🤖 AI Summary
This work addresses the limitation of existing Automatic Code Summarization (ACS) approaches, which operate predominantly at the method level and lack support for higher-level code units such as files or modules. To bridge this gap, we propose an LLM-driven summarization framework tailored to high-level code units. Methodologically, we systematically compare three summarization paradigms—full-code input, code simplification, and hierarchical abstraction—and introduce a novel structure-aware hierarchical summarization strategy, complemented by code simplification techniques and hierarchical prompt engineering.
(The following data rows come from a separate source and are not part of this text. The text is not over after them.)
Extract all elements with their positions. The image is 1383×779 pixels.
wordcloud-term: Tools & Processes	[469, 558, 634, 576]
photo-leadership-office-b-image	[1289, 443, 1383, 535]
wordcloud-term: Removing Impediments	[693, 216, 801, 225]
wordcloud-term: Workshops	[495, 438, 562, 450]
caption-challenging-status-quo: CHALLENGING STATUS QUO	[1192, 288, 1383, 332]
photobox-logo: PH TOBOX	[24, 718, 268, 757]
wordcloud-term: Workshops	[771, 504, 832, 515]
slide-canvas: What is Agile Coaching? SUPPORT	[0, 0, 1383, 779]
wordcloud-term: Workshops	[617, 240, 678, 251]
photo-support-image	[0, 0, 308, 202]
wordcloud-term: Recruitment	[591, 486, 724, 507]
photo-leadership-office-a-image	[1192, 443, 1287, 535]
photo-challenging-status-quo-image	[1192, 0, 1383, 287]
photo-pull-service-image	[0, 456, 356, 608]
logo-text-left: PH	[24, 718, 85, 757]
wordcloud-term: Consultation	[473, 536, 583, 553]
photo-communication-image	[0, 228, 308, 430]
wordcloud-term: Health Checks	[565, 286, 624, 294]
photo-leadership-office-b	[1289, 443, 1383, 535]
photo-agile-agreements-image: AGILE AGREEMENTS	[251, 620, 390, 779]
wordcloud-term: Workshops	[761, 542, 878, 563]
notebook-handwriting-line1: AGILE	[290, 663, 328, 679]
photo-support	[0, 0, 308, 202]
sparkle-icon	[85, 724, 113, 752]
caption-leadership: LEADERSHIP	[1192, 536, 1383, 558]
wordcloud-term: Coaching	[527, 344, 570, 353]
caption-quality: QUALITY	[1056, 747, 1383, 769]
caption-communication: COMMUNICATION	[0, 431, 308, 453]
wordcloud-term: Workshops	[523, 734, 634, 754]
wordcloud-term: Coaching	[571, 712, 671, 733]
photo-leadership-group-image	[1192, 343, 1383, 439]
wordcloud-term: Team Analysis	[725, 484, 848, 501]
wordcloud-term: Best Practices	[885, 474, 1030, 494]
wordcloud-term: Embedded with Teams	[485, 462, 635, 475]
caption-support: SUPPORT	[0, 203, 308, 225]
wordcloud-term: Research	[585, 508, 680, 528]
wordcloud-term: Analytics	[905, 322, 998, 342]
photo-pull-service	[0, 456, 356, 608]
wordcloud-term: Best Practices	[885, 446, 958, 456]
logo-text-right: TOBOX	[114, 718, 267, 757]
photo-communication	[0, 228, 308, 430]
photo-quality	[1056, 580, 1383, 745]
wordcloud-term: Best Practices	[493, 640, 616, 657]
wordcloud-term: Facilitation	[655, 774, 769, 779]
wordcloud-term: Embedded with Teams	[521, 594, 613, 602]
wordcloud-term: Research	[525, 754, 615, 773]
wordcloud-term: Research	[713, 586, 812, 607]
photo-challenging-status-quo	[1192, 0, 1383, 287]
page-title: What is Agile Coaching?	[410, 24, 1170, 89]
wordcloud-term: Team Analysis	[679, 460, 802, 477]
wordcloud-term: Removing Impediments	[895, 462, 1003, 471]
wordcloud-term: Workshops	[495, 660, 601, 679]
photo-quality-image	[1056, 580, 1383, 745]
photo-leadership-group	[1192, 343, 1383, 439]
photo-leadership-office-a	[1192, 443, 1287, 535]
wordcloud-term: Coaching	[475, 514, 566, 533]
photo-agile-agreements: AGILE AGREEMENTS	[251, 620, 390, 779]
We further demonstrate that large language models (LLMs) serve as highly reliable automatic evaluators (Spearman ρ > 0.85). Key contributions include: (1) the first systematic investigation of file- and module-level ACS; (2) significant improvement in module-level summary quality via the hierarchical strategy; and (3) substantial reduction in human evaluation effort through LLM-based assessment. Empirical results show that full-code input is optimal for file-level summarization, whereas the hierarchical strategy achieves superior performance at the module level.
📝 Abstract
Commenting code is a crucial activity in software development, as it aids in facilitating future maintenance and updates. To enhance the efficiency of writing comments and reduce developers' workload, researchers has proposed various automated code summarization (ACS) techniques to automatically generate comments/summaries for given code units. However, these ACS techniques primarily focus on generating summaries for code units at the method level. There is a significant lack of research on summarizing higher-level code units, such as file-level and module-level code units, despite the fact that summaries of these higher-level code units are highly useful for quickly gaining a macro-level understanding of software components and architecture. To fill this gap, in this paper, we conduct a systematic study on how to use LLMs for commenting higher-level code units, including file level and module level. These higher-level units are significantly larger than method-level ones, which poses challenges in handling long code inputs within LLM constraints and maintaining efficiency. To address these issues, we explore various summarization strategies for ACS of higher-level code units, which can be divided into three types: full code summarization, reduced code summarization, and hierarchical code summarization. The experimental results suggest that for summarizing file-level code units, using the full code is the most effective approach, with reduced code serving as a cost-efficient alternative. However, for summarizing module-level code units, hierarchical code summarization becomes the most promising strategy. In addition, inspired by the research on method-level ACS, we also investigate using the LLM as an evaluator to evaluate the quality of summaries of higher-level code units. The experimental results demonstrate that the LLM's evaluation results strongly correlate with human evaluations.